Part of relying on a private PKI process is being able to rely on the revocation process. If employees or devices get separated from the business, organizations want to be able to revoke their certificates and be assured that those users and computers can't get back on the network.
The current standard revocation processes (involving CRLs and the Online Certificate Status Protocol, or OCSP) have way too much latency built in. On top of that, most clients cache any previous revocation checks for the lifetime of the CRL, which means that, practically, when an organization revokes a cert, it can be up to a day or longer before the relevant software notices (assuming the software even looks, which it often doesn't).
PKI consumers want real-time revocation. They want a PKI admin to revoke a cert -- and to know immediately that the cert is bad and can't be relied upon. This doesn't happen much in the real world, at least not in a timely manner. Unfortunately, many private PKI admins don't know that. They think once they revoke a cert, that cert can't be used any longer. But who can blame them? They're doing what they've long been told works.

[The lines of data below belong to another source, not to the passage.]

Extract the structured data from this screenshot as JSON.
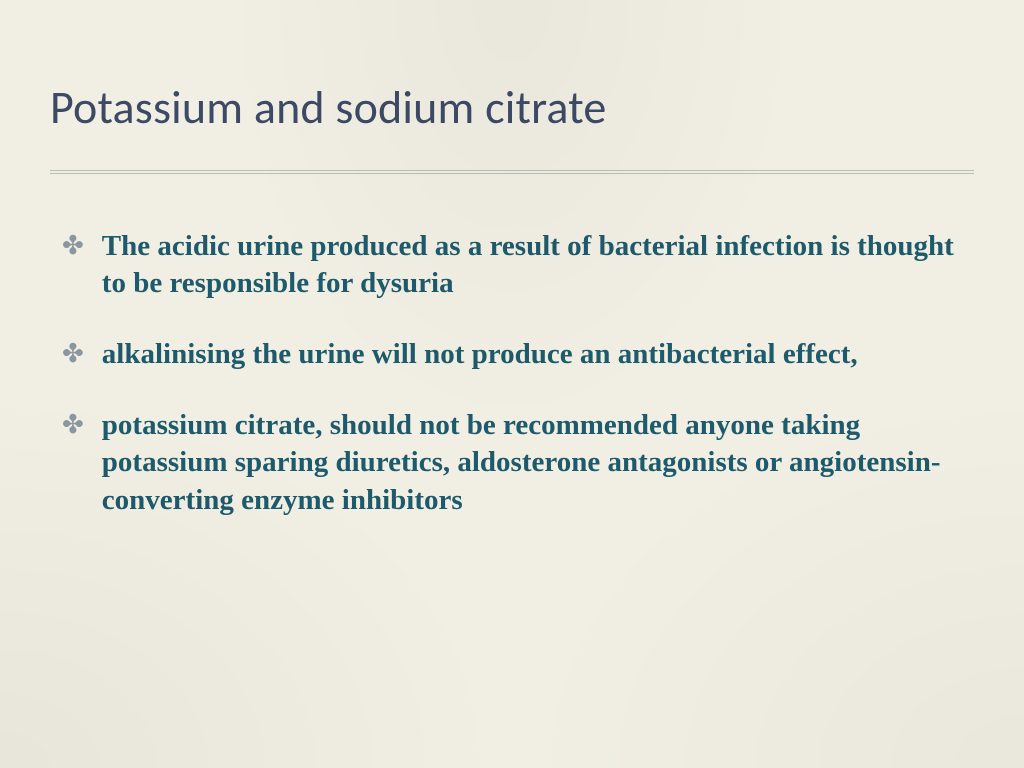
{
  "slide": {
    "title": "Potassium and sodium citrate",
    "title_color": "#3d4a66",
    "title_fontsize": 46,
    "title_fontfamily": "Calibri",
    "background_color": "#f1eee3",
    "divider_color": "#b7c2b7",
    "bullet_glyph": "✤",
    "bullet_glyph_color": "#8a97a0",
    "bullet_text_color": "#1d5a6b",
    "bullet_fontsize": 29,
    "bullet_fontweight": 700,
    "bullet_fontfamily": "Palatino Linotype",
    "bullets": [
      "The acidic urine produced as a result of bacterial infection is thought to be responsible for dysuria",
      "alkalinising the urine will not produce an antibacterial effect,",
      "potassium citrate, should not be recommended anyone taking potassium sparing diuretics, aldosterone antagonists or angiotensin-converting enzyme inhibitors"
    ]
  }
}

It doesn't.
Pushing toward a solution
I thought about creating a real-time revocation RFC (request for comments), but I found out that the PKI-related committee that considers such standards for the Internet was disbanded. What? PKI is taking off in a huge way both privately and publicly, and the international standards body that discusses and implements new PKI rules no longer meets?!?
Several vendors, including Microsoft and Google, have implemented privately maintained and issued revocation lists and functionality. Microsoft installs its main one through normal update processes. It's available for any application running on Microsoft Windows, and it mostly still conforms to the traditional, standard revocation processes. Also, for major sites, Microsoft checks to see if the certificate you're using to connect to a particular site is the legitimate one if you use its free Enhanced Mitigation Experience Toolkit.

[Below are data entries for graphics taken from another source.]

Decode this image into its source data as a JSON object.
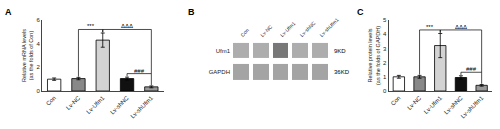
{
  "chart_data": [
    {
      "type": "bar",
      "title": "A",
      "categories": [
        "Con",
        "Lv-NC",
        "Lv-Ufm1",
        "Lv-shNC",
        "Lv-shUfm1"
      ],
      "values": [
        1.0,
        1.05,
        4.3,
        1.05,
        0.35
      ],
      "errors": [
        0.1,
        0.1,
        0.6,
        0.12,
        0.08
      ],
      "ylabel": "Relative mRNA levels\n(as the folds of Con)",
      "ylim": [
        0,
        6
      ],
      "yticks": [
        0,
        2,
        4,
        6
      ],
      "colors": [
        "#ffffff",
        "#888888",
        "#d3d3d3",
        "#111111",
        "#999999"
      ],
      "grid": false,
      "annotations": [
        {
          "text": "***",
          "categories": [
            "Lv-NC",
            "Lv-Ufm1"
          ]
        },
        {
          "text": "ΔΔΔ",
          "categories": [
            "Lv-Ufm1",
            "Lv-shUfm1"
          ]
        },
        {
          "text": "###",
          "categories": [
            "Lv-shNC",
            "Lv-shUfm1"
          ]
        }
      ]
    },
    {
      "type": "heatmap",
      "title": "B",
      "categories": [
        "Con",
        "Lv-NC",
        "Lv-Ufm1",
        "Lv-shNC",
        "Lv-shUfm1"
      ],
      "rows": [
        "Ufm1",
        "GAPDH"
      ],
      "cells": [
        [
          0.38,
          0.38,
          0.62,
          0.38,
          0.38
        ],
        [
          0.42,
          0.42,
          0.42,
          0.42,
          0.42
        ]
      ],
      "zlim": [
        0,
        1
      ],
      "annotations": [
        {
          "text": "9KD",
          "row": "Ufm1"
        },
        {
          "text": "36KD",
          "row": "GAPDH"
        }
      ]
    },
    {
      "type": "bar",
      "title": "C",
      "categories": [
        "Con",
        "Lv-NC",
        "Lv-Ufm1",
        "Lv-shNC",
        "Lv-shUfm1"
      ],
      "values": [
        1.0,
        1.0,
        3.2,
        0.95,
        0.4
      ],
      "errors": [
        0.1,
        0.1,
        0.85,
        0.12,
        0.06
      ],
      "ylabel": "Relative protein levels\n(as the folds of GAPDH)",
      "ylim": [
        0,
        5
      ],
      "yticks": [
        0,
        1,
        2,
        3,
        4,
        5
      ],
      "colors": [
        "#ffffff",
        "#888888",
        "#d3d3d3",
        "#111111",
        "#999999"
      ],
      "grid": false,
      "annotations": [
        {
          "text": "***",
          "categories": [
            "Lv-NC",
            "Lv-Ufm1"
          ]
        },
        {
          "text": "ΔΔΔ",
          "categories": [
            "Lv-Ufm1",
            "Lv-shUfm1"
          ]
        },
        {
          "text": "###",
          "categories": [
            "Lv-shNC",
            "Lv-shUfm1"
          ]
        }
      ]
    }
  ]
}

Google links its private revocation list to its Chrome browser product. Other vendors have their proprietary lists, too. Rarely do these private revocation lists agree with each other. That's a problem.
Google has even invented an entirely new revocation process, called Certificate Transparency, and is trying to push it as an open standard. The company even has an industry luminary, Ben Laurie -- everyone else I know admires and trusts him -- pushing for it. There's a lot to love about the attempt.
Unfortunately, it's mostly only used by Google for now. I'm pretty sure it's not the answer, because it requires that all issuing CAs actively push revoked certificates to other participants. Traditional revocation models have each consuming application pull from individual lists distributed by each authoritative issuing CA (much like DNS works).
In today's computer security world, distributed, decentralized systems where clients pull and aren't forced to push seem to work better at scale. Hence, Google's own certificate transparency logs only have 0.35 percent participation at this point. (You can find other criticisms of the certificate transparency model here and here.)
I'm not sure an entirely new model of revocation is needed. If we simply enforce the existing standards with CRLs and OCSP (including OCSP stapling), most of the issues would be resolved. Get rid of CRL and OCSP caching, or at least shorten the maximum cache lifetime to a few minutes, and I think we'd solve 99 percent of the problems.
We don't need to reinvent revocation, only repair it a little. Fixing an existing process on the Internet is likely to be far more successful than going back to the drawing board.